La cache du homard, 1

Je suis impudique, c’est entendu, mais l’impudique le plus bavard d’entre nous garde des immensités de mots non prononcés, de phrases pas dites, de pensées jamais formulées. Pas par goût du secret ou par retenue, parce qu’il est impossible de tout dire : nous sommes infinis et indicibles et je ne suis même plus si bavarde. La vie m’a roulée, back and forth, comme un caillou devenu galet, les premiers morceaux partent douloureusement, fendus par un grand choc, et puis le temps aidant, le travail se fait plus tranquillement.
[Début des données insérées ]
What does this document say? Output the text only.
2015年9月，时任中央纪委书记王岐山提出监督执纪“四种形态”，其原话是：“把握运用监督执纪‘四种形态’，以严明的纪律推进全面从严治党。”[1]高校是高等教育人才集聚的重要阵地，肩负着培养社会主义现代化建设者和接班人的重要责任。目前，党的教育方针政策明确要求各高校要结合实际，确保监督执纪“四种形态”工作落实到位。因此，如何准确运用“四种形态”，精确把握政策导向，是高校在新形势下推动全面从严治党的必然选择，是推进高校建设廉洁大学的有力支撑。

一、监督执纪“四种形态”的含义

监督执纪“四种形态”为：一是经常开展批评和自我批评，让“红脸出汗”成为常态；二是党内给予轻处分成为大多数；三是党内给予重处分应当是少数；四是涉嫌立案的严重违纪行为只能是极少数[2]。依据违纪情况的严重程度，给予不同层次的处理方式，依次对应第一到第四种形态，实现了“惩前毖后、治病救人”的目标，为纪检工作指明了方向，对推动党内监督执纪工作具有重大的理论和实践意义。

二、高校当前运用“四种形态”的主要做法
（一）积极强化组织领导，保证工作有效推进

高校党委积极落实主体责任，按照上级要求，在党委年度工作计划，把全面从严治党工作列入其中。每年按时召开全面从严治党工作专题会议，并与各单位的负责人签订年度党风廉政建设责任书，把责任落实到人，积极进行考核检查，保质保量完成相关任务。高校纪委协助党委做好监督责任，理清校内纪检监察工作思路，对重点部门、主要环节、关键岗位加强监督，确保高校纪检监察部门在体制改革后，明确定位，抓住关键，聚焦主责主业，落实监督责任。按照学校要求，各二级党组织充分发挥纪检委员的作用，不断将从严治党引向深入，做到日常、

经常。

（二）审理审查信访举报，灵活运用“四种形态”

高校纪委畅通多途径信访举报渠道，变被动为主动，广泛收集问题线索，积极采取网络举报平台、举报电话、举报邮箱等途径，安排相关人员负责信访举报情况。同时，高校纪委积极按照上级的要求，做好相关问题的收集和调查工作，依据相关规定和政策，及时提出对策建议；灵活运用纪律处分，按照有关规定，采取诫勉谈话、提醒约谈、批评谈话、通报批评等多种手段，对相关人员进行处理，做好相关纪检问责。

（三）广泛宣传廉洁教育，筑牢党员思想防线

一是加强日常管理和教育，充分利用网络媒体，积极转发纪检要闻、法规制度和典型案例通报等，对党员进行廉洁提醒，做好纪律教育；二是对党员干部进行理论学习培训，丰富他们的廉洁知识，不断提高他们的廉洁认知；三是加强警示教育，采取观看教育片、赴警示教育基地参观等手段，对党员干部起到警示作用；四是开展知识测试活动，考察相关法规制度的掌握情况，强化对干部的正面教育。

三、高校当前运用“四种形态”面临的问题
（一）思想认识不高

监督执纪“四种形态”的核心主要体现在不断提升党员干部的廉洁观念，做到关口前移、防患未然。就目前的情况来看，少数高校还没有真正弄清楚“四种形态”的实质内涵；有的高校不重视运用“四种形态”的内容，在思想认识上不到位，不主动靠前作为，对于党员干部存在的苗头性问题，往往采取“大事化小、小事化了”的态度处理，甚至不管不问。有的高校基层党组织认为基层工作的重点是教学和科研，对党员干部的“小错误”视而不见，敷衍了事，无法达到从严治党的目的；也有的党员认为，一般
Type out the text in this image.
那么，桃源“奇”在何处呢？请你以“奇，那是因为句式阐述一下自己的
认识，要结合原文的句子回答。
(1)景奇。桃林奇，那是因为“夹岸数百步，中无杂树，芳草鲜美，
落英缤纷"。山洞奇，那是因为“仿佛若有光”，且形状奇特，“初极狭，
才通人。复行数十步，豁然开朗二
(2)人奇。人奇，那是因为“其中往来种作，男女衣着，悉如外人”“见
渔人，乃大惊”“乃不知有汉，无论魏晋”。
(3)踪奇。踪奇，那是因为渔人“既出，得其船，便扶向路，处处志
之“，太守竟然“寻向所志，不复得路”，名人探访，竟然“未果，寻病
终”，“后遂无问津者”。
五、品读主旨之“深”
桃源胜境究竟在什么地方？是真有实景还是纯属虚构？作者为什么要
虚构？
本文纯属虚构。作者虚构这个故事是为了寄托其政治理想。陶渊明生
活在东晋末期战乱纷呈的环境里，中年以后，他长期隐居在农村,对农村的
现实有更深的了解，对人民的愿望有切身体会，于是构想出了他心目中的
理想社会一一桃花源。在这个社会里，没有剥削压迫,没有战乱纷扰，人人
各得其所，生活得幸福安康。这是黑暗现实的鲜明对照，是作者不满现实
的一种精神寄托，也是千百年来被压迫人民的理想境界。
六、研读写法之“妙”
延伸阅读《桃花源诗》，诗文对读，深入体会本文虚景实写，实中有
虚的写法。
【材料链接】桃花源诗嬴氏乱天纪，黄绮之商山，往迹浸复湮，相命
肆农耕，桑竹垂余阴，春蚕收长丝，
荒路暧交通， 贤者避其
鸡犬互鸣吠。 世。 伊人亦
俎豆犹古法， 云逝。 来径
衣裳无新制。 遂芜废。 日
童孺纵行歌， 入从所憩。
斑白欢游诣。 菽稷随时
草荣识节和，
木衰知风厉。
Je crois parfois que je suis très malade, je fais le compte de mes symptômes pour les présenter à un médecin que je n’appelle pas. C’est étrange un peu d’être devenue silencieuse, parce que j’ai toujours associé le silence et l’isolement. Peut-être que je suis très triste et que je ne le sais pas, peut-être seulement suis-je devenue lentement quelqu’un d’autre, depuis 17 ans que j’avais 17 ans, ce sont sans doute des choses qui arrivent. J’ai un compte Facebook pour suivre les gens que j’aime de loin et aux heures amères, je fais le tour de ceux que j’ai détestés ou admirés et perdus de vue et je les soupçonne de prétendre être heureux, être équilibrés, je leur en veux de sourire sur les photos. Aussi je passe des heures sur des sites de décoration, ou de mode, sans acheter, juste pour voir ces vies parfaites et parfaitement fausses, sans doute. Je développe une tendresse certaine pour la beauté et la fragilité du renard, prince absolument misérable qui mangera sans doute nos poules cet été. Je n’en veux à personne de son bonheur mais je me tiens loin de celui de certains, très aimés pourtant. Trop fragile, plus assez généreuse, je ne sais.

Cela passera – tout passe, oui. Fugacement, le petit fantôme, le fantôme de son fantôme, se tient toujours, un tout petit peu, entre le monde et moi.